The objects I paint are always shown as they are in the world — I don’t pull any magic tricks — it’s straightforward realism. But the one thing I do is scale-up. These bubble gum machines can hold a place of imagination and nostalgia. When painted large and bold, they dominate the space they are in. I suppose, in a way, the “trick” is to make you notice and captivate you, even just for a moment.
I had these hanging in my house for several months, but they are now in Los Angeles at the George Billis Gallery where they will be on display from February 22 – March 28.

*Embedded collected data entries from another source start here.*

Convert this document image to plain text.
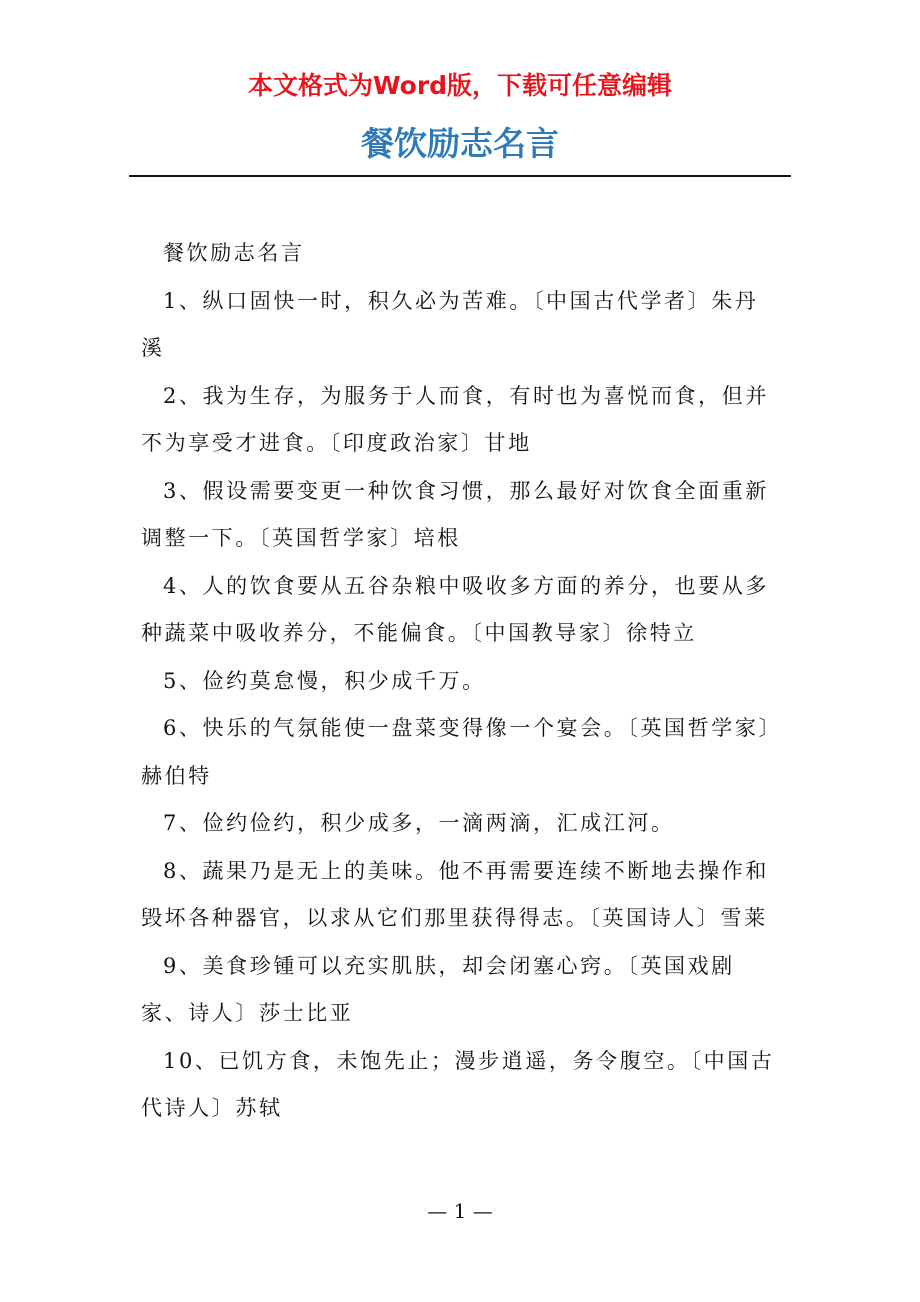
本文格式为Word版，下载可任意编辑
餐饮励志名言

餐饮励志名言

1、纵口固快一时，积久必为苦难。〔中国古代学者〕朱丹溪

2、我为生存，为服务于人而食，有时也为喜悦而食，但并不为享受才进食。〔印度政治家〕甘地

3、假设需要变更一种饮食习惯，那么最好对饮食全面重新调整一下。〔英国哲学家〕培根

4、人的饮食要从五谷杂粮中吸收多方面的养分，也要从多种蔬菜中吸收养分，不能偏食。〔中国教导家〕徐特立

5、俭约莫怠慢，积少成千万。

6、快乐的气氛能使一盘菜变得像一个宴会。〔英国哲学家〕赫伯特

7、俭约俭约，积少成多，一滴两滴，汇成江河。

8、蔬果乃是无上的美味。他不再需要连续不断地去操作和毁坏各种器官，以求从它们那里获得得志。〔英国诗人〕雪莱

9、美食珍锺可以充实肌肤，却会闭塞心窍。〔英国戏剧家、诗人〕莎士比亚

10、已饥方食，未饱先止；漫步逍遥，务令腹空。〔中国古代诗人〕苏轼

— 1 —
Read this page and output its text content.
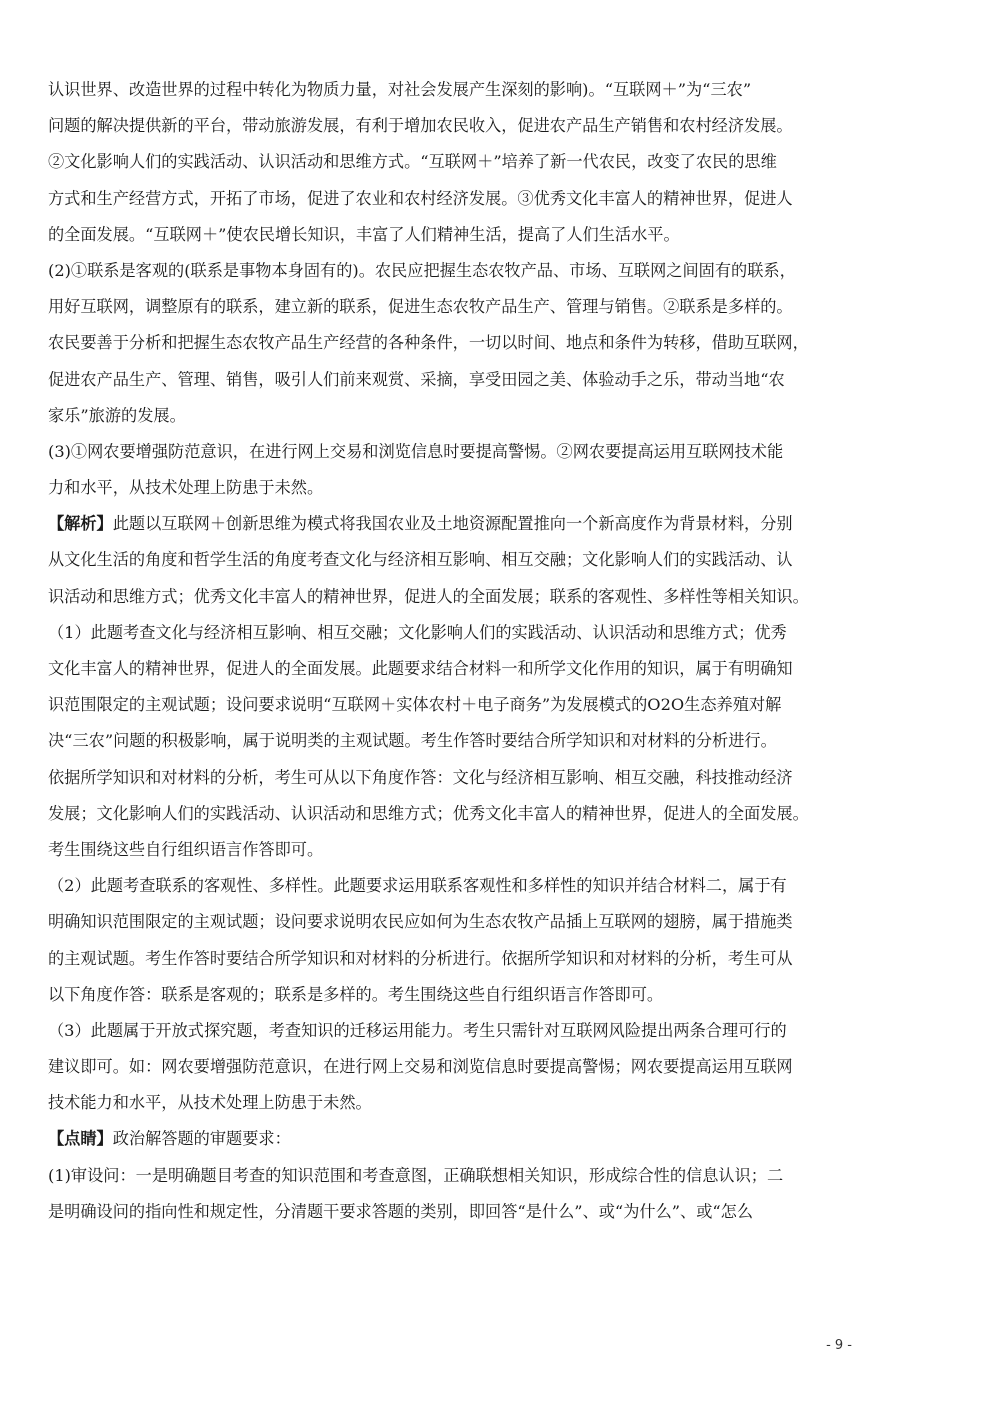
认识世界、改造世界的过程中转化为物质力量，对社会发展产生深刻的影响)。“互联网＋”为“三农”
问题的解决提供新的平台，带动旅游发展，有利于增加农民收入，促进农产品生产销售和农村经济发展。
②文化影响人们的实践活动、认识活动和思维方式。“互联网＋”培养了新一代农民，改变了农民的思维
方式和生产经营方式，开拓了市场，促进了农业和农村经济发展。③优秀文化丰富人的精神世界，促进人
的全面发展。“互联网＋”使农民增长知识，丰富了人们精神生活，提高了人们生活水平。
(2)①联系是客观的(联系是事物本身固有的)。农民应把握生态农牧产品、市场、互联网之间固有的联系，
用好互联网，调整原有的联系，建立新的联系，促进生态农牧产品生产、管理与销售。②联系是多样的。
农民要善于分析和把握生态农牧产品生产经营的各种条件，一切以时间、地点和条件为转移，借助互联网，
促进农产品生产、管理、销售，吸引人们前来观赏、采摘，享受田园之美、体验动手之乐，带动当地“农
家乐”旅游的发展。
(3)①网农要增强防范意识，在进行网上交易和浏览信息时要提高警惕。②网农要提高运用互联网技术能
力和水平，从技术处理上防患于未然。
【解析】此题以互联网＋创新思维为模式将我国农业及土地资源配置推向一个新高度作为背景材料，分别
从文化生活的角度和哲学生活的角度考查文化与经济相互影响、相互交融；文化影响人们的实践活动、认
识活动和思维方式；优秀文化丰富人的精神世界，促进人的全面发展；联系的客观性、多样性等相关知识。
（1）此题考查文化与经济相互影响、相互交融；文化影响人们的实践活动、认识活动和思维方式；优秀
文化丰富人的精神世界，促进人的全面发展。此题要求结合材料一和所学文化作用的知识，属于有明确知
识范围限定的主观试题；设问要求说明“互联网＋实体农村＋电子商务”为发展模式的O2O生态养殖对解
决“三农”问题的积极影响，属于说明类的主观试题。考生作答时要结合所学知识和对材料的分析进行。
依据所学知识和对材料的分析，考生可从以下角度作答：文化与经济相互影响、相互交融，科技推动经济
发展；文化影响人们的实践活动、认识活动和思维方式；优秀文化丰富人的精神世界，促进人的全面发展。
考生围绕这些自行组织语言作答即可。
（2）此题考查联系的客观性、多样性。此题要求运用联系客观性和多样性的知识并结合材料二，属于有
明确知识范围限定的主观试题；设问要求说明农民应如何为生态农牧产品插上互联网的翅膀，属于措施类
的主观试题。考生作答时要结合所学知识和对材料的分析进行。依据所学知识和对材料的分析，考生可从
以下角度作答：联系是客观的；联系是多样的。考生围绕这些自行组织语言作答即可。
（3）此题属于开放式探究题，考查知识的迁移运用能力。考生只需针对互联网风险提出两条合理可行的
建议即可。如：网农要增强防范意识，在进行网上交易和浏览信息时要提高警惕；网农要提高运用互联网
技术能力和水平，从技术处理上防患于未然。
【点睛】政治解答题的审题要求：
(1)审设问：一是明确题目考查的知识范围和考查意图，正确联想相关知识，形成综合性的信息认识；二
是明确设问的指向性和规定性，分清题干要求答题的类别，即回答“是什么”、或“为什么”、或“怎么
- 9 -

The big red Acorn gum machine’s little blue brother. As I have lamented before, I wish everyone looking at this on their screen could see it in person. The colour, the detail the subtle texture of the painted surface, all these vanish and flatten with the backlighting of the device you’re viewing.
In 2009 I painted this big red Acorn gum machine – so it was time to visit it again. My motive to paint this is obvious – it’s a beautiful thing to behold. Also, Wayne Thiebuad painted gum machines and he’s an inspiration.
I’m more confident with details and relaxed with the time that it takes to focus. In 2009 I intentionally only painted a few gumballs. There is also the darker atmosphere. I have a much brighter studio now and the result shows in the paintings.
At once these paintings are both simple and complex – like a metaphor for all things in life.